注目ポイント
中国当局による言論弾圧が、ここにきて一段と強まっている。中国政府は26日、消息不明になっていた台湾の出版社「八旗文化」の編集長・李延賀氏について、身柄を拘束し、国家の安全保障を損なう活動に関与した疑いで捜査していると発表した。また、中国共産党の有力紙・光明日報の元論説部副主任もスパイ罪で起訴されたことが25日判明した。中国では「反スパイ法」が改正され、定義を拡大し、摘発がさらに強化される。
また、捜査当局は董氏による日本大使館員や外国の大学との交流について調査しているとし、家族は「中国政府は日本大使館や外国人研究員をスパイ組織として扱っているかのようだ」と指摘した。
日本政府は昨年2月、董氏が身柄を拘束された際に大使館員も一時拘束されたことを受け、外交官に与えられる法的保護を定めた「外交関係に関するウィーン条約」に違反しているとして、中国側に抗議した。家族によれば、董氏は共産党員ではなかったものの、編集部の副編集長に就任していた。
一方、米CNNは25日、中国で昨年拘束されていた台湾独立派の政治家、楊智淵氏(33)が、国家分裂を図った容疑で正式に逮捕されたと報じた。中国の最高人民検察院が25日に発表したところによると、浙江省温州市の検察が国家安全当局の捜査結果を受け、国家分裂を図った容疑で逮捕を承認した。

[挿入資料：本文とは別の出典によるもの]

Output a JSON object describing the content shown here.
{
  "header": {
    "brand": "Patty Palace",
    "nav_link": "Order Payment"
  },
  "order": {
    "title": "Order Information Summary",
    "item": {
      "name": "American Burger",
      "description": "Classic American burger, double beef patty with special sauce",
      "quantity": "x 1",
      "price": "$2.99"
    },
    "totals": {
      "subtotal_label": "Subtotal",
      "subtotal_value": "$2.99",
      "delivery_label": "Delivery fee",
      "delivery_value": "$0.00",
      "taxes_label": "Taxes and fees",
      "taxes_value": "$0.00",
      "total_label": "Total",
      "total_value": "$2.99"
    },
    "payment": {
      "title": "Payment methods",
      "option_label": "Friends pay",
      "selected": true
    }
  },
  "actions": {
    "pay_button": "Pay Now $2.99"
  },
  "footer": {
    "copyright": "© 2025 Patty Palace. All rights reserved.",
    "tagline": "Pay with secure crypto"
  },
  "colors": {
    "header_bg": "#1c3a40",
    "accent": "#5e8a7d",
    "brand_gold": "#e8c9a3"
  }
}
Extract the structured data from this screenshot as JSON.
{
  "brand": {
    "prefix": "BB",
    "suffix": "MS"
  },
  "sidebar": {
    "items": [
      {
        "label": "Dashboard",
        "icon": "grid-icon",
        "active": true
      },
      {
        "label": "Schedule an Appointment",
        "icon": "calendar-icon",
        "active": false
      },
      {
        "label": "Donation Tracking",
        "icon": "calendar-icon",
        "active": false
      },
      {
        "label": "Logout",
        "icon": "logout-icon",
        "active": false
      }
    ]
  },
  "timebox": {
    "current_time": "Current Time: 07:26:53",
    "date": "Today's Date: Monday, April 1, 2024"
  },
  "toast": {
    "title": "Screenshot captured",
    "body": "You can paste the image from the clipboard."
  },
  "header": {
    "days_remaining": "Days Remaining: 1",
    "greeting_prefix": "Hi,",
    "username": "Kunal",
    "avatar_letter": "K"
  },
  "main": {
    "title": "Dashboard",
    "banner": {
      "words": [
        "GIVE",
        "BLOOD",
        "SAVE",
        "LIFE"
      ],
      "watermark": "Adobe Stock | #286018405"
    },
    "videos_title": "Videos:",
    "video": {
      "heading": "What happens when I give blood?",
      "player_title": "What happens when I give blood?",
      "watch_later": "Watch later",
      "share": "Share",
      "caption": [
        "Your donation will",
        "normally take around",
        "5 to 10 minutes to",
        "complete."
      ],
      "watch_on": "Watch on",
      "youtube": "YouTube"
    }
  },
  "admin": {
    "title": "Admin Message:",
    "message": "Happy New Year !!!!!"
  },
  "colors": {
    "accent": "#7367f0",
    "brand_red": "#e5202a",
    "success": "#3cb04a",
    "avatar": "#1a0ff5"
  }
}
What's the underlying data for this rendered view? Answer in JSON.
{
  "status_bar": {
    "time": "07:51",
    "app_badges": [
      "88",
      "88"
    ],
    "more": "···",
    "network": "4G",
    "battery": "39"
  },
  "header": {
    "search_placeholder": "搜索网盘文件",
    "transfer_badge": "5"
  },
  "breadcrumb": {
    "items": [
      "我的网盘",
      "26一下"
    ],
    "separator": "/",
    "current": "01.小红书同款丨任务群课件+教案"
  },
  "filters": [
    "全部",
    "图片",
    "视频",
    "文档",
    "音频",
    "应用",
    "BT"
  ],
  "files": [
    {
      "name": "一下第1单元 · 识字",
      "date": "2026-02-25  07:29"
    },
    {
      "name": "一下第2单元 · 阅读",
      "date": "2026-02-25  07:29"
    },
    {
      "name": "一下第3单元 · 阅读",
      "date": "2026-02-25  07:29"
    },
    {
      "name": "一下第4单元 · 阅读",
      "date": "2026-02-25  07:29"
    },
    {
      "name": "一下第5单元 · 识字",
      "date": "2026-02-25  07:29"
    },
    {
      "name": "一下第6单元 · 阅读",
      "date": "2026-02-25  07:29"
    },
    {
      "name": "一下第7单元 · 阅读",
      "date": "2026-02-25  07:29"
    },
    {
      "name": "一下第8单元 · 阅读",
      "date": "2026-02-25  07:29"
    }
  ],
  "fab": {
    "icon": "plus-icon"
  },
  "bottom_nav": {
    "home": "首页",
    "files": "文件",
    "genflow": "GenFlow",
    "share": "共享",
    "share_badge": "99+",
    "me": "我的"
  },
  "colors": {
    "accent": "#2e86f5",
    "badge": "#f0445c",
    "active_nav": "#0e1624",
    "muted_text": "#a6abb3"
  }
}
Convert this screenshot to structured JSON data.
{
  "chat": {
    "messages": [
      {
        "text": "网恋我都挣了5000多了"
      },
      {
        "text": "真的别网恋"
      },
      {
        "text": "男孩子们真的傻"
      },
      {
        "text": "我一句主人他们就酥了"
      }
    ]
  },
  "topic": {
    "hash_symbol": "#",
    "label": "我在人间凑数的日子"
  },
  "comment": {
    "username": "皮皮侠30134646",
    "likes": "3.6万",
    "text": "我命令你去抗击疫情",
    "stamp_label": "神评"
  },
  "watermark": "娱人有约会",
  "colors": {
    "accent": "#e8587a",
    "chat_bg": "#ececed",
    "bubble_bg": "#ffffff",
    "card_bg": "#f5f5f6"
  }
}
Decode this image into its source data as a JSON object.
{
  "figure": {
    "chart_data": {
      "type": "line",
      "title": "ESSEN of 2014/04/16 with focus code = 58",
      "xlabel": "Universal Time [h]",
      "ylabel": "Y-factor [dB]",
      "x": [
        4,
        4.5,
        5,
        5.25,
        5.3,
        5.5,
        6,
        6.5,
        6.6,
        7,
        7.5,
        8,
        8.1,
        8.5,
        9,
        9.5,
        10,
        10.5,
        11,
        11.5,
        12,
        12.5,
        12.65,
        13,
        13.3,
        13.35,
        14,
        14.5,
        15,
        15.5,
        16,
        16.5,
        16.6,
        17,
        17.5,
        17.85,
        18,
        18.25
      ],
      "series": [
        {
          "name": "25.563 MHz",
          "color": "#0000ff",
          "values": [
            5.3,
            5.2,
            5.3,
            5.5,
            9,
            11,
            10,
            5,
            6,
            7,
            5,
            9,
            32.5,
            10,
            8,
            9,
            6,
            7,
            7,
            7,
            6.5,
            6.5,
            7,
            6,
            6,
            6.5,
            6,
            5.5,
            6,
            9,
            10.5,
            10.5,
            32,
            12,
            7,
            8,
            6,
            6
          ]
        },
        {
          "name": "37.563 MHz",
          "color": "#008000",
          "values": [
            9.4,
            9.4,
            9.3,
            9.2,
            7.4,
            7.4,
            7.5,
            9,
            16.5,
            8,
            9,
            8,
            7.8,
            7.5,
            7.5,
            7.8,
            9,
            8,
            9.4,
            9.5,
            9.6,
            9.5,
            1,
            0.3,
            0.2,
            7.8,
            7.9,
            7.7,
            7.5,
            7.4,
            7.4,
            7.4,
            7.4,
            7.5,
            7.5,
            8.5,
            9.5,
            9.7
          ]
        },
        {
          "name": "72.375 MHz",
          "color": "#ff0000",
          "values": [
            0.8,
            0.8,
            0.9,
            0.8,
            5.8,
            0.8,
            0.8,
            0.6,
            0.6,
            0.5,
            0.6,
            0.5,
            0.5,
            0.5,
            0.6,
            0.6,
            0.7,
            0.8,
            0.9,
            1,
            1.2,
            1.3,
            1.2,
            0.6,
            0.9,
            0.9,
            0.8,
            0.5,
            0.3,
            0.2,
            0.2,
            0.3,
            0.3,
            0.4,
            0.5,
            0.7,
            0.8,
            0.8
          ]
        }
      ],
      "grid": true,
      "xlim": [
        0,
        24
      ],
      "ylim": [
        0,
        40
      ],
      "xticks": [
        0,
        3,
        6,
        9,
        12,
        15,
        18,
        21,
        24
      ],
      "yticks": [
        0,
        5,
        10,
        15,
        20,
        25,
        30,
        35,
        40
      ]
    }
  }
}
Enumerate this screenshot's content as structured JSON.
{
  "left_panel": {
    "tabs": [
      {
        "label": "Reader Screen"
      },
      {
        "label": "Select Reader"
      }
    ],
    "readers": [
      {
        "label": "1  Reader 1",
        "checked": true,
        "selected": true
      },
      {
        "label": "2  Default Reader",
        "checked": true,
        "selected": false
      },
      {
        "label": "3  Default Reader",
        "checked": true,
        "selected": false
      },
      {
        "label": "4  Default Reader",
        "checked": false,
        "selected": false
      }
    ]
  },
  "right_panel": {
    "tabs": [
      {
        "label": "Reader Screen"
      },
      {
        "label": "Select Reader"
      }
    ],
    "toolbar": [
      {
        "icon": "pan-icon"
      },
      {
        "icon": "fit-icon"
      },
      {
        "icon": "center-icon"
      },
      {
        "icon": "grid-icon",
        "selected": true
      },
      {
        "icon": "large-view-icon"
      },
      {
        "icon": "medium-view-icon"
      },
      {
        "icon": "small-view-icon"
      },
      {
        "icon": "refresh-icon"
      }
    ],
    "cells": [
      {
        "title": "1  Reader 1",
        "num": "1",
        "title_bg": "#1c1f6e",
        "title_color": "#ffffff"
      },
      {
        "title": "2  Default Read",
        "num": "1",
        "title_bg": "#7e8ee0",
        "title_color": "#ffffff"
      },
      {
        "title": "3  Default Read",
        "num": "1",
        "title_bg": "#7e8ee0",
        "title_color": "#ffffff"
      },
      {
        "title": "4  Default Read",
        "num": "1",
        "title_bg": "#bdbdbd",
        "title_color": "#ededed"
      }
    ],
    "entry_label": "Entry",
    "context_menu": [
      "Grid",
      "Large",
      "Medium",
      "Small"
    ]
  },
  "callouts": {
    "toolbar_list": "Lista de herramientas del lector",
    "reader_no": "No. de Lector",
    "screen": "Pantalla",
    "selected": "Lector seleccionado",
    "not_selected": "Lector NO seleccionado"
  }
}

楊氏は昨年8月、米国のペロシ下院議長が台湾訪問を終えた数時間後に温州市で拘束された。ペロシ氏の訪台に中国政府は激怒し、台湾周辺で大規模な軍事演習を展開してミサイルを発射するなど、台中間の緊張はさらに高まった。
中国の国営放送局、中央テレビ(CCTV)は当時、楊氏が国家分裂活動に参加して台湾独立を支持し、国家の安全を脅かしたために拘束されたと報道。同氏とされる男性が手錠をかけられ、携帯電話などの持ち物を調べられる場面を伝えた。CCTVはその後、楊氏が自宅軟禁状態に置かれたと報じていた。
台中双方の当局は、楊氏が当時中国を訪れていた理由を説明していない。拘束後の消息はこれまで不明のままだった。CNNによると、台湾の本土問題評議会は、中国当局への働き掛けを繰り返してきたが、直接の返答は得られていなかったという。